< Terug naar vorige pagina

Project

Gepersonaliseerde diagnose en behandeling van aneurysmata van de aorta door middel van doorgedreven microstructurele analyse

Hart- en vaatziektes zijn wereldwijd de belangrijkste doodsoorzaak. In België lijden minstens 60 000 mensen aan een aneurysma van de aorta, ofwel een permanente dilatatie van de aorta veroorzaakt door verzwakking van de aortawand. De meest ernstige complicatie is een aortadissectie of -ruptuur, geassocieerd met sterftecijfers tot 95%. Ondanks de schaal en de impact van deze aandoening is de opvolging en de behandeling ervan amper verbeterd in de laatste 20 jaar.

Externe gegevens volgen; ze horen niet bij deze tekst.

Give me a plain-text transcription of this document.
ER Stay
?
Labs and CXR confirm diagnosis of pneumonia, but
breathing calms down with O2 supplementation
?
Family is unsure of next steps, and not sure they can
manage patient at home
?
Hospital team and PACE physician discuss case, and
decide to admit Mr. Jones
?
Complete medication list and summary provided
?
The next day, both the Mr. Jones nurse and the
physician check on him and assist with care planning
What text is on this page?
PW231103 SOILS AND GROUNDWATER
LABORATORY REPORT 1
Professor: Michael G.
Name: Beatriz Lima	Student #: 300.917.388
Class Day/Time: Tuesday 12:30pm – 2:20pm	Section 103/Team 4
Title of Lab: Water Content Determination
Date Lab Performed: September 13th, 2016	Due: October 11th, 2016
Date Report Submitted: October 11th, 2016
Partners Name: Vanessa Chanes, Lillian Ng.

Er is nood aan divers onderzoek om de therapeutische strategieën met betrekking tot deze ziekte te verbeteren. In dit doctoraat ligt de focus op de verbetering van de klinische praktijk omtrent aneurysmata van de thoracale aorta ascendens door het bepalen van nieuwe voorspellende parameters voor het ruptuurrisico én het onderzoeken van de toepasbaarheid van een recent ontwikkelde chirurgie voor patiënten met de ziekte van Marfan. De ziekte van Marfan is een genetische bindweefselziekte die zich ook manifesteert in onder andere aneurysmata van de thoracale aorta. Daarnaast willen we een gecontroleerde in vitro omgeving ontwikkelen om toekomstig onderzoek naar vasculaire adaptatie aan veranderde mechanische omgevingen te vergemakkelijken en te verbeteren.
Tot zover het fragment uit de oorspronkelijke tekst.